The increase, with the interest rate now in the range of 0.25% to 0.50% per year, was justified by the municipality due to the need to combat inflation in the United States, which reached the highest level in the last 40 years. It is not a different scenario from the Brazilian one, but the central bank From here, the interest rate hike cycle started earlier, in March 2021.

But a single increase by the US Central Bank will not be enough to solve the problem. The Fed said in a statement that it expects the interest rate to end 2022 between 1.75% and 2% a year, and that it will continue to rise in 2023, which should further strengthen the advantages for the dollar.

dollar and real

Bonds issued by the US Treasury are already traditionally attractive to investors because they are seen as safe and linked to the world’s largest economy. When the fees rise in the country, they become even more advantageous, which stimulates a flow of investment for them.

It is this flow that makes the dollar strengthen and appreciate in relation to various currencies, especially emerging markets, such as Brazil, which suffer from the stampede of investors.

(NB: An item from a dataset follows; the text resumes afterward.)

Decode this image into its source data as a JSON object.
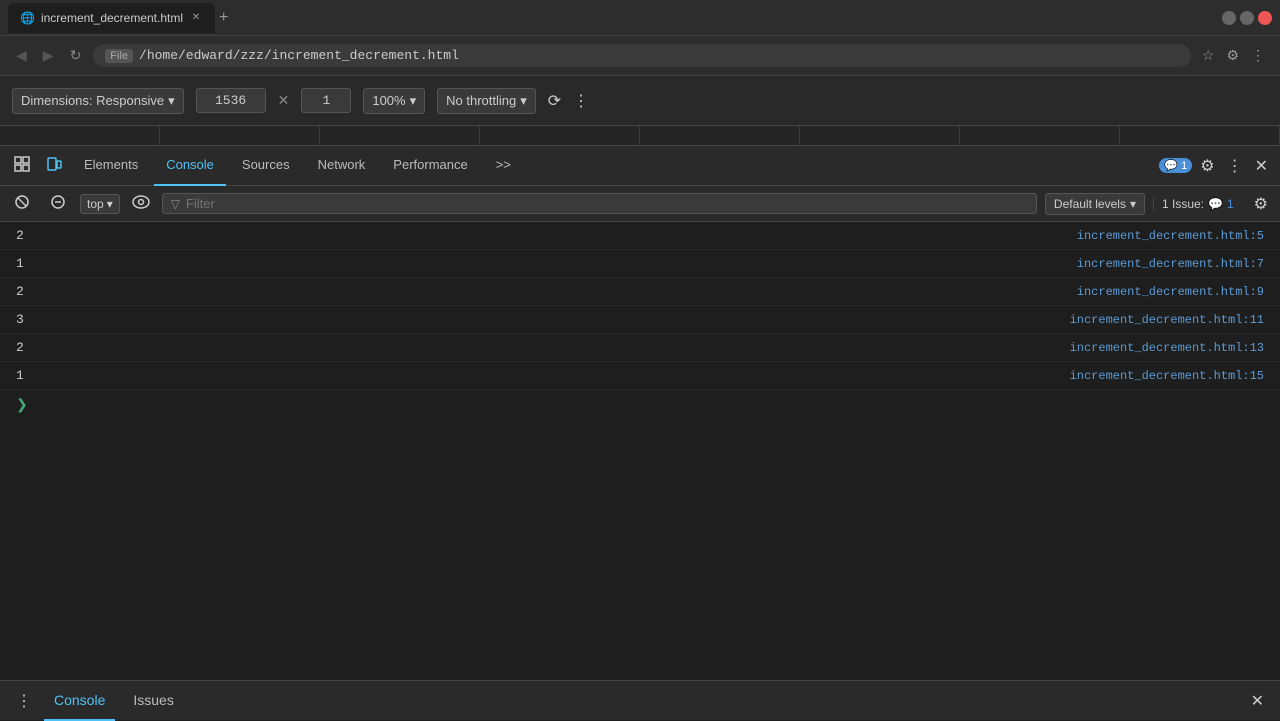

Because of this, a common consequence of higher interest rates in the US is the appreciation of the dollar against the real. On a day-to-day basis, this increases the price of imported products, from commodities to high-tech items. But the movement can also affect other types of products, whose production demands imported.

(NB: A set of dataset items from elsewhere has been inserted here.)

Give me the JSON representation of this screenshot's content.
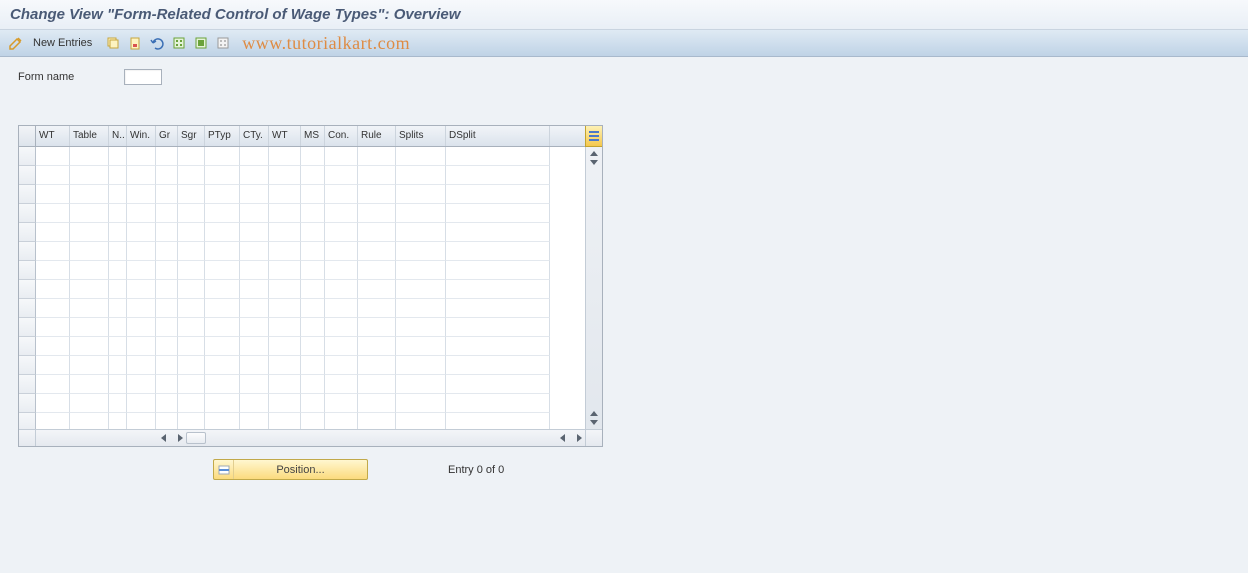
{
  "title": "Change View \"Form-Related Control of Wage Types\": Overview",
  "toolbar": {
    "new_entries": "New Entries",
    "watermark": "www.tutorialkart.com"
  },
  "form": {
    "name_label": "Form name",
    "name_value": ""
  },
  "grid": {
    "columns": [
      "WT",
      "Table",
      "N..",
      "Win.",
      "Gr",
      "Sgr",
      "PTyp",
      "CTy.",
      "WT",
      "MS",
      "Con.",
      "Rule",
      "Splits",
      "DSplit"
    ],
    "row_count": 15
  },
  "footer": {
    "position_label": "Position...",
    "entry_label": "Entry 0 of 0"
  }
}
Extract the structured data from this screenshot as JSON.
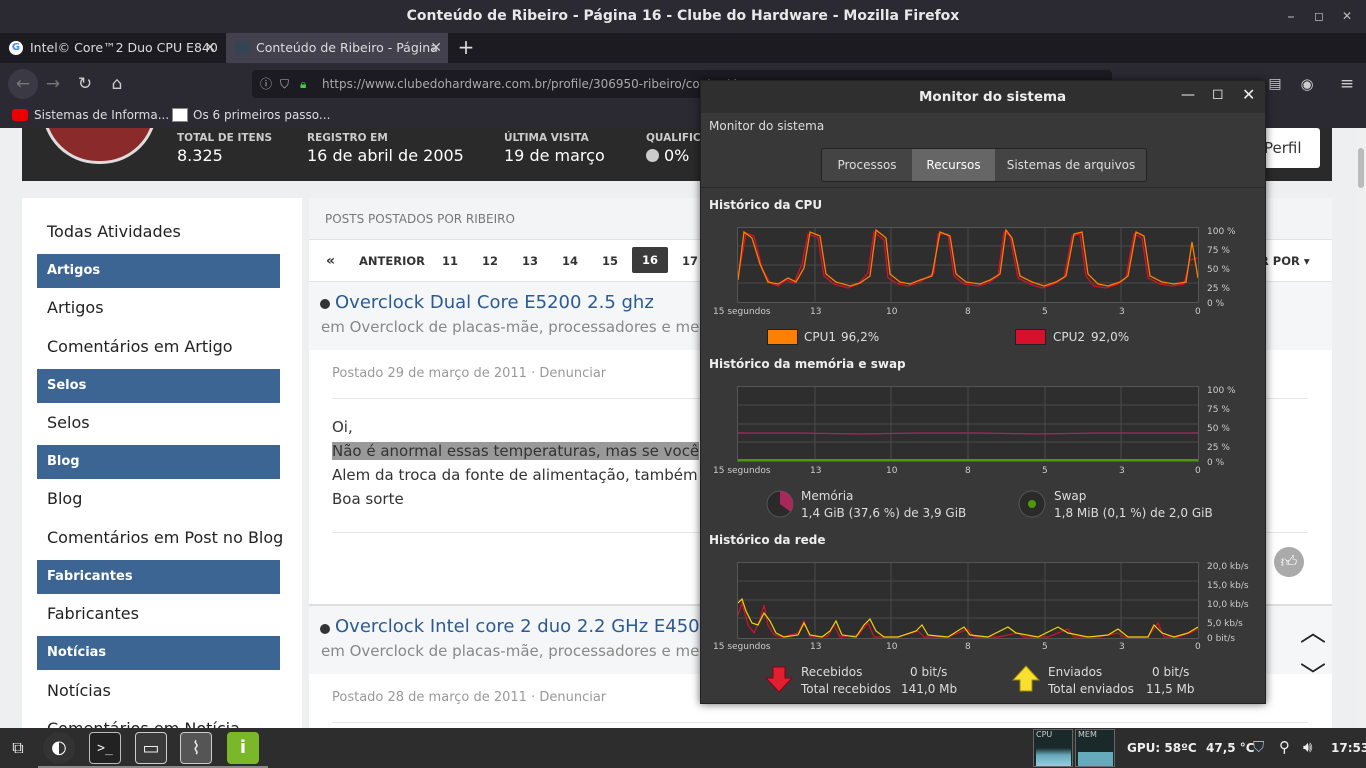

In case of Petroleumfor example, if the currency is valued against the real, the price of the commodity —always traded in dollars abroad—, and the fuelstend to rise, and as Brazil is heavily dependent on road transport, higher costs lead to increases in a number of products, even if they are produced domestically.

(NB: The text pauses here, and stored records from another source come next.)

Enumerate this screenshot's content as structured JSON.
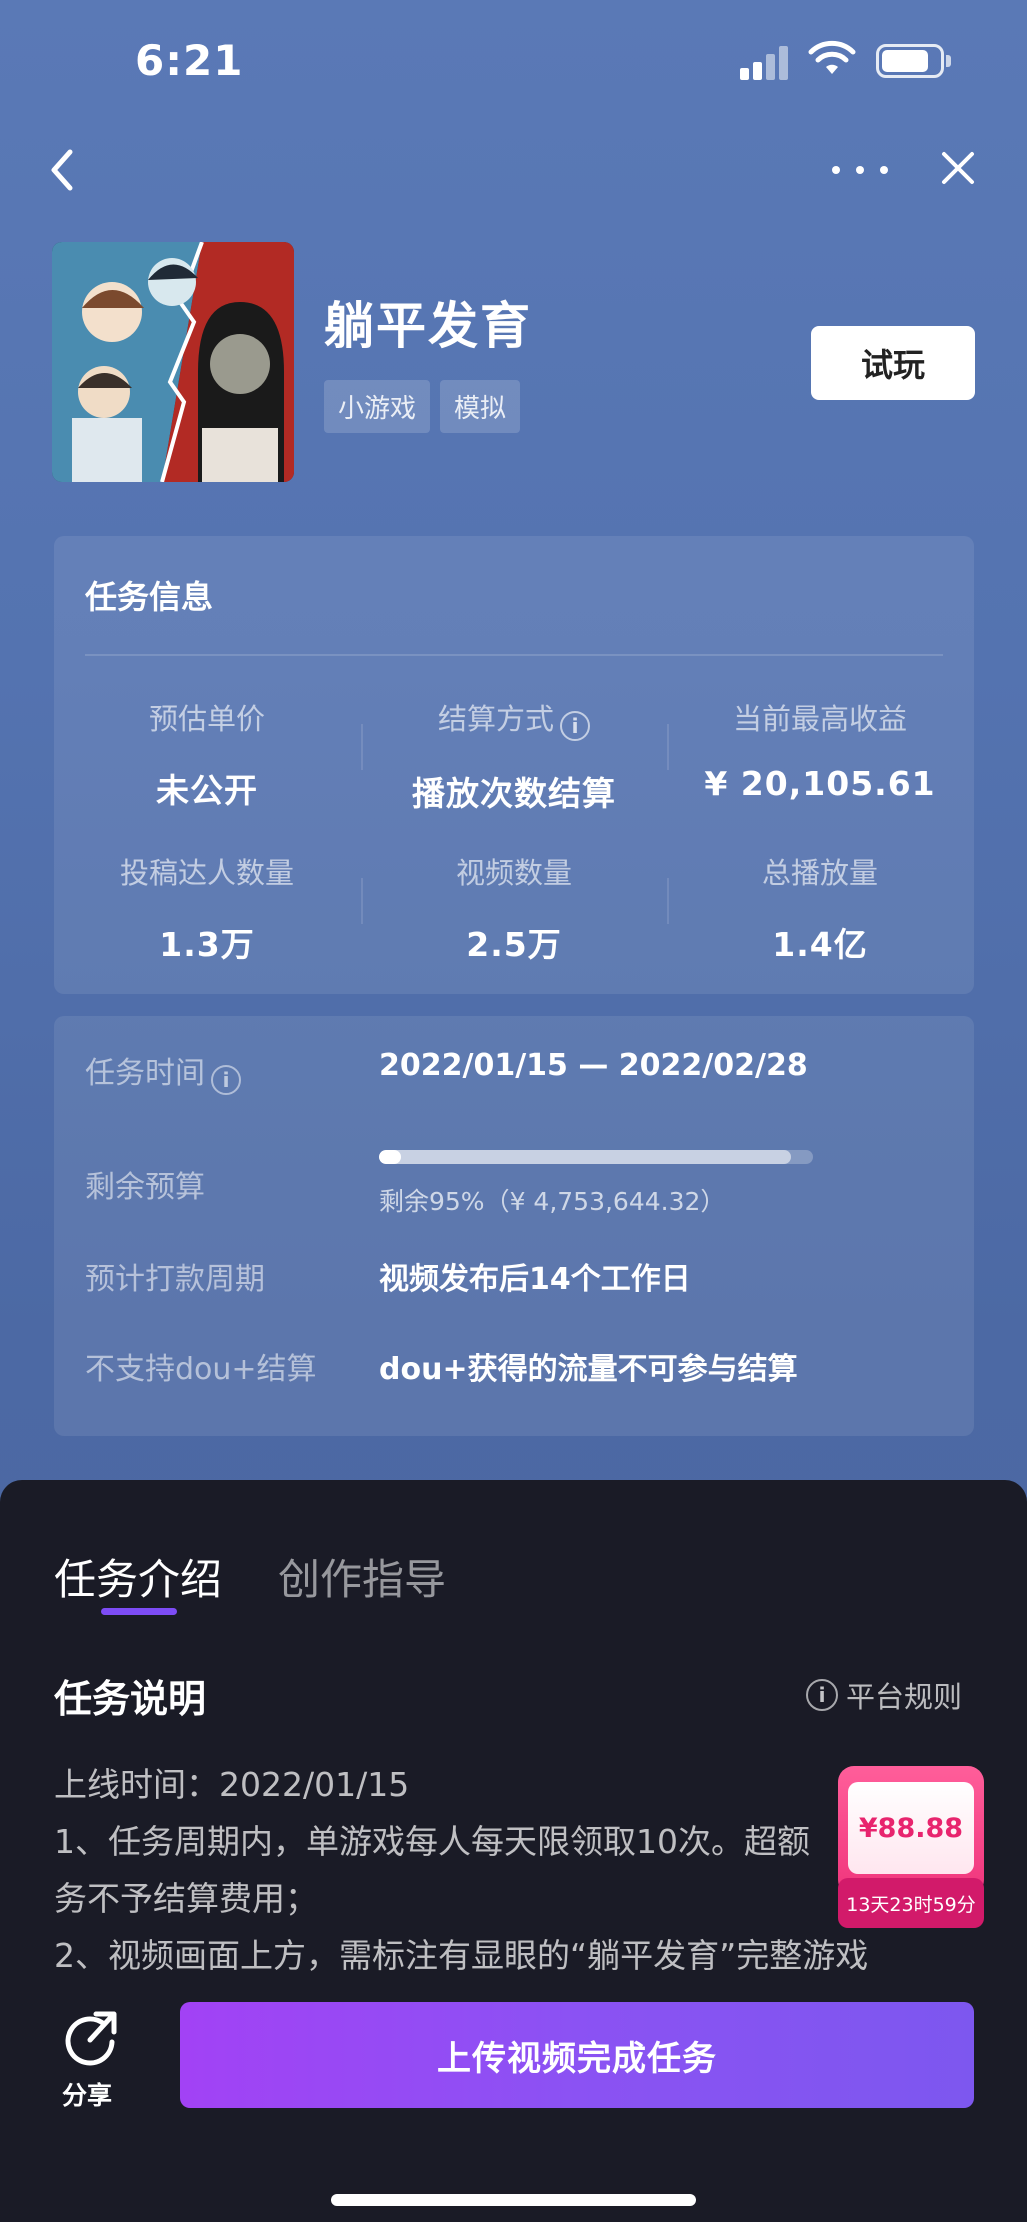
{
  "status_bar": {
    "time": "6:21"
  },
  "game": {
    "title": "躺平发育",
    "tags": [
      "小游戏",
      "模拟"
    ],
    "try_label": "试玩"
  },
  "task_info": {
    "title": "任务信息",
    "stats": [
      {
        "label": "预估单价",
        "value": "未公开"
      },
      {
        "label": "结算方式",
        "value": "播放次数结算"
      },
      {
        "label": "当前最高收益",
        "value": "¥ 20,105.61"
      },
      {
        "label": "投稿达人数量",
        "value": "1.3万"
      },
      {
        "label": "视频数量",
        "value": "2.5万"
      },
      {
        "label": "总播放量",
        "value": "1.4亿"
      }
    ]
  },
  "details": {
    "task_time_label": "任务时间",
    "task_time_value": "2022/01/15 — 2022/02/28",
    "budget_label": "剩余预算",
    "budget_remaining_fraction": 0.95,
    "budget_text": "剩余95%（¥ 4,753,644.32）",
    "payout_label": "预计打款周期",
    "payout_value": "视频发布后14个工作日",
    "dou_label": "不支持dou+结算",
    "dou_value": "dou+获得的流量不可参与结算"
  },
  "sheet": {
    "tabs": [
      {
        "label": "任务介绍",
        "active": true
      },
      {
        "label": "创作指导",
        "active": false
      }
    ],
    "section_title": "任务说明",
    "rules_label": "平台规则",
    "desc_lines": [
      "上线时间：2022/01/15",
      "1、任务周期内，单游戏每人每天限领取10次。超额",
      "务不予结算费用；",
      "2、视频画面上方，需标注有显眼的“躺平发育”完整游戏"
    ]
  },
  "coupon": {
    "amount": "¥88.88",
    "timer": "13天23时59分"
  },
  "bottom": {
    "share_label": "分享",
    "upload_label": "上传视频完成任务"
  },
  "colors": {
    "accent": "#7d4cf5",
    "button_start": "#a242f5",
    "coupon_pink": "#f0357c"
  }
}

The consequence ends up being a rise in inflation, which is already at high levels in Brazil, above 10% in the accumulated in 12 months. This is what happened in 2021, when the dollar rose and touched R$5.80 due to the perception of fiscal risks in the country, worsening the economic situation. However, this time the impact may end up being softened.

The real entered a trend of appreciation against the dollar at the beginning of 2022, starting from levels above BRL 5.50 to between BRL 5.10 and BRL 5. This movement is linked to the departure of investors from the stock exchanges. of US values ​​precisely because of the prospect of rising interest rates.

In search of good opportunities, they migrated to markets seen as cheap and linked to products whose prices have risen, commodities, in the case of Brazil. The flow to the Brazilian market was reinforced by another important element, the high interest rates, above 10%.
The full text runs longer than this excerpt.